CosineSimilarity

Returns the similarity between two embedding vectors as a number between -1 (opposite) and 1 (similar).

Format

CosineSimilarity ( v1 ; v2 )

Parameters

v1 and v2 - any text expression, text field, or container field that contains embedding vectors.

Data type returned

number

Originated in version

21.0

Description

This function returns a measure of the similarity between two embedding vectors using the cosine method. For embedding vectors, cosine similarity gives a useful measure of how similar two text values are likely to be. Results range from -1 to 1 (inclusive), with values closer to 1 indicating higher semantic similarity, 0 indicating no similarity, and -1 indicating dissimilarity.

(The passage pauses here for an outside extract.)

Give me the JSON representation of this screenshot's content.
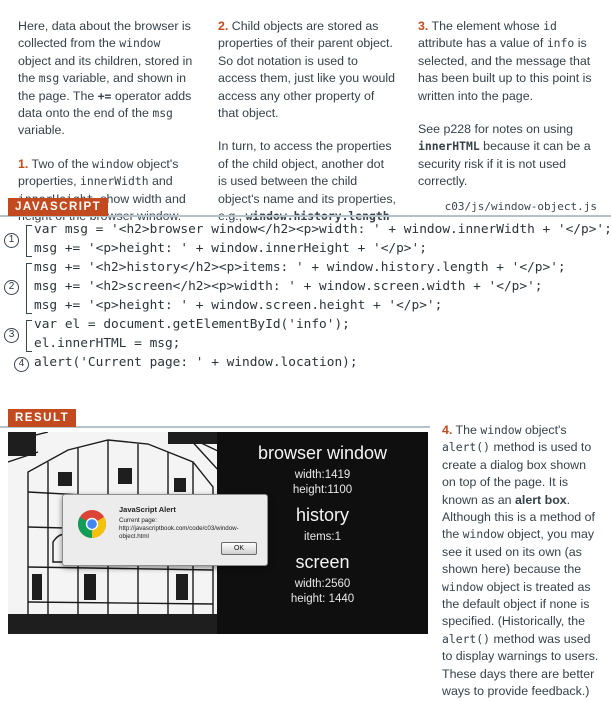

If v1 and v2 are text, they must be in the form of JSON arrays. The vectors must also have the same dimensions (the number of elements in the arrays must be the same). Typically, though, using embedding vectors as binary container data improves performance.

Notes

Normalized embedding vectors are required. All embedding vectors must be generated from the same model to ensure compatibility and performance; mixing embedding vectors from different models isn't supported.

Example 1

CosineSimilarity ( "[-0.043686170000000003333, 0.042094484000000001456, ... ]" ; "[-0.049242082999999998993, 0.040926795000000001923, ... ]" ) returns .90848158767415143622 for a particular model.

Example 2

CosineSimilarity ( v1 ; v2 ) returns .54682693950088512302 for a particular model when the v1 and v2 fields contain embedding vectors for the text "Claris" and "Claire," respectively.